The question worth asking is not whether plug-in solar will take off in the UK, but why it took this long — and what the answer tells us about what happens next.
Why Germany got there first
Three reasons, in order of importance. First, Germany's electricity prices are higher — around €0.31/kWh versus the UK's £0.24/kWh. Higher prices mean faster payback, which means more buyers cross the decision threshold. Second, Germany updated its wiring regulations in 2023 to permit balcony solar without an electrician. Third, German supermarkets — particularly Aldi and Lidl — started stocking kits at €199–299, putting solar in front of consumers who weren't actively looking for it.
The UK had higher barriers on all three fronts. Electricity prices, while elevated post-2022, remained below Germany's. Wiring regulations were stricter. And no UK retailer stocked plug-in solar kits because certified ones didn't legally exist as a retail product.
Why 2026 is different
The Iran war changed the energy price equation. UK electricity prices are no longer materially lower than Germany's. BS 7671 Amendment 4 has removed the regulatory barrier. EcoFlow, Lidl, Iceland and Amazon have confirmed retail partnerships. All three German conditions now exist in the UK simultaneously for the first time.
This is not a gradual improvement. It's a threshold crossing. The German experience suggests the transition from near-zero to genuinely mainstream happens faster than anyone expects once the threshold is crossed.
What the UK has that Germany didn't
Three years of product maturation. The kits arriving in UK shops in 2026 are better than the kits that launched Germany's market in 2023. The UK also has a larger private rented sector — 4.4 million households who can't access rooftop solar but can install portable plug-in kits.
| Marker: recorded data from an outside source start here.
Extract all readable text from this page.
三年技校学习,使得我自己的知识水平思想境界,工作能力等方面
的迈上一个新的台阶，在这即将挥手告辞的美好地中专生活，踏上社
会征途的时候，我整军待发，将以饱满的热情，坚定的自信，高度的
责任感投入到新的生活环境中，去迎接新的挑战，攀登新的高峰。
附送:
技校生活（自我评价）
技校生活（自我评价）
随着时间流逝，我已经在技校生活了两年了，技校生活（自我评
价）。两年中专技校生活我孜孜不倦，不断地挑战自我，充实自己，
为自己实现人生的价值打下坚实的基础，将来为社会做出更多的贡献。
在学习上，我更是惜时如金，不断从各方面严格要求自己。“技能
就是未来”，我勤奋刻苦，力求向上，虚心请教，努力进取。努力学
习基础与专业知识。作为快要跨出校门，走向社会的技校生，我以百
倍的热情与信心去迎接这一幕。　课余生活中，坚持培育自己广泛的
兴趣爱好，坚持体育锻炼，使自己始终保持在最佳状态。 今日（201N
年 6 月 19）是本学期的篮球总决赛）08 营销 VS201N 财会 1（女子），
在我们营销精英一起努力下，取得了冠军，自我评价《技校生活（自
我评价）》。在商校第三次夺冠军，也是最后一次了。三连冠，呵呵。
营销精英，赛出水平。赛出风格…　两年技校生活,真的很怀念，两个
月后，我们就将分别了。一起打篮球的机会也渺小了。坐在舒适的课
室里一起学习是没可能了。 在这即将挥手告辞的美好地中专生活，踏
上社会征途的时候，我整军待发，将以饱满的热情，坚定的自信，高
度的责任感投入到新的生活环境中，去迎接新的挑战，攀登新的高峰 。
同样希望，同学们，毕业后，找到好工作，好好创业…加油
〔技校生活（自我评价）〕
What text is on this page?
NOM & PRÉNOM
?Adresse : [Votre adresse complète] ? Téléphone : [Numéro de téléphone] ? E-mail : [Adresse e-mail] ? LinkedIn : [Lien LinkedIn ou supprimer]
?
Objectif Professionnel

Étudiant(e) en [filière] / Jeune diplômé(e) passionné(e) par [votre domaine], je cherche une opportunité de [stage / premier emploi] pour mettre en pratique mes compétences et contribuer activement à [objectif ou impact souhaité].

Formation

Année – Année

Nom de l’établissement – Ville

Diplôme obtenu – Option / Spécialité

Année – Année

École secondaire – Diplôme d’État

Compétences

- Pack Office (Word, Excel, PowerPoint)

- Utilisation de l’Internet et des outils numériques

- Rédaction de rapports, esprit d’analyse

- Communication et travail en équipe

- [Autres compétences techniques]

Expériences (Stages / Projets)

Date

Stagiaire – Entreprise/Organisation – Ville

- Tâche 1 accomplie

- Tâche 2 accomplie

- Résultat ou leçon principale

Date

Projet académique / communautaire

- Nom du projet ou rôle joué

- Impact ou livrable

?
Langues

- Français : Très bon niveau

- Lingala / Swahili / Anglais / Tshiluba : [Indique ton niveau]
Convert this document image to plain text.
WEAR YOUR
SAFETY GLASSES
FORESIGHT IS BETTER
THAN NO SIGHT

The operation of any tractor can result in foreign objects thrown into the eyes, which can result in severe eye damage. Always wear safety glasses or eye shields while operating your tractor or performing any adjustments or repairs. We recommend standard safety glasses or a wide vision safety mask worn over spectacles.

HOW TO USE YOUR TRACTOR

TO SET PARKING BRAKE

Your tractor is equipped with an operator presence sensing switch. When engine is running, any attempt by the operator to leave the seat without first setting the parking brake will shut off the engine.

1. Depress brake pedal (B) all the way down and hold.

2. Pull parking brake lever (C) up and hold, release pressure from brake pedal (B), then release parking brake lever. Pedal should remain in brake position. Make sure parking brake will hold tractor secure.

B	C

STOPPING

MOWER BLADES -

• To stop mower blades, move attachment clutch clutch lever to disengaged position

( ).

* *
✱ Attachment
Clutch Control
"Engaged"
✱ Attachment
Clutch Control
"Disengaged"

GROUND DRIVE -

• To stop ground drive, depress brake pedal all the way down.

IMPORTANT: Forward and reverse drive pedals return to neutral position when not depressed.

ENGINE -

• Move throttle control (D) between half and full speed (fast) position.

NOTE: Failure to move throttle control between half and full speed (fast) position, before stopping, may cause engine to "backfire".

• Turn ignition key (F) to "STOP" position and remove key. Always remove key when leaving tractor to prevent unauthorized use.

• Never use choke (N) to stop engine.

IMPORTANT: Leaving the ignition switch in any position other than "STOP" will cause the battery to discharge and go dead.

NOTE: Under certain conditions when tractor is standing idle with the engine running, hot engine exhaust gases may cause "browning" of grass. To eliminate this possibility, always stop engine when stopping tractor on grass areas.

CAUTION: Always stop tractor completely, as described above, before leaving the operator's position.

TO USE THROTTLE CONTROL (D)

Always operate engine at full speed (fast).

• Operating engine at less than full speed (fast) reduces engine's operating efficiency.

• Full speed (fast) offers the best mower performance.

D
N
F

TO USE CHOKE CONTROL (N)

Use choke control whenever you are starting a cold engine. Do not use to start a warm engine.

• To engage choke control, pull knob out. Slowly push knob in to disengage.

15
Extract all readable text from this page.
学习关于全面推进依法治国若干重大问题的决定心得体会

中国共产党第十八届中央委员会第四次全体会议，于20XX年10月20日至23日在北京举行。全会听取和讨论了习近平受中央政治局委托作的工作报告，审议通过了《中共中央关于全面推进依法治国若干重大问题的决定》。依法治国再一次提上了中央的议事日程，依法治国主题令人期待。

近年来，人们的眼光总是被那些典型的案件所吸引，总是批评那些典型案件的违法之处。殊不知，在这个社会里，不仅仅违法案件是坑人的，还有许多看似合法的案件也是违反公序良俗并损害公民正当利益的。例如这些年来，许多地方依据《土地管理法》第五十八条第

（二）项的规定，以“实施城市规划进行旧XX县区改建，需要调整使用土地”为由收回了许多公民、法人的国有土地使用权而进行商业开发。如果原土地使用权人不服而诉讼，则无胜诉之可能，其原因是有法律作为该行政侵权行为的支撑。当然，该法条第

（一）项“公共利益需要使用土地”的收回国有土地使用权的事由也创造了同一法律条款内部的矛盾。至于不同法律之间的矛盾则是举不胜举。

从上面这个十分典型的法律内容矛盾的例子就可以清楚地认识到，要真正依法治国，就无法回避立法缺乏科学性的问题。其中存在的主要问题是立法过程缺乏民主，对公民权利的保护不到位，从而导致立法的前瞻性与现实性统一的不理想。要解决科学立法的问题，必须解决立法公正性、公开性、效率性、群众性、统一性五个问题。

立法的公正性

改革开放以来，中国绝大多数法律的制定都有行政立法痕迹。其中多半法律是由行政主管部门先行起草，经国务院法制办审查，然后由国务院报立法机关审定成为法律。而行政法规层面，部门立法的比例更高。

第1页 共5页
That's a larger addressable market for plug-in solar specifically than Germany had at equivalent regulatory conditions.
A reasonable projection
Germany reached 1.15 million balcony solar installations in three years. The UK started with more suppressed demand, higher recent electricity prices, and a better product ecosystem. 800,000–1,200,000 UK installations within three years of retail availability is plausible — not guaranteed, but consistent with the German precedent adjusted for UK conditions.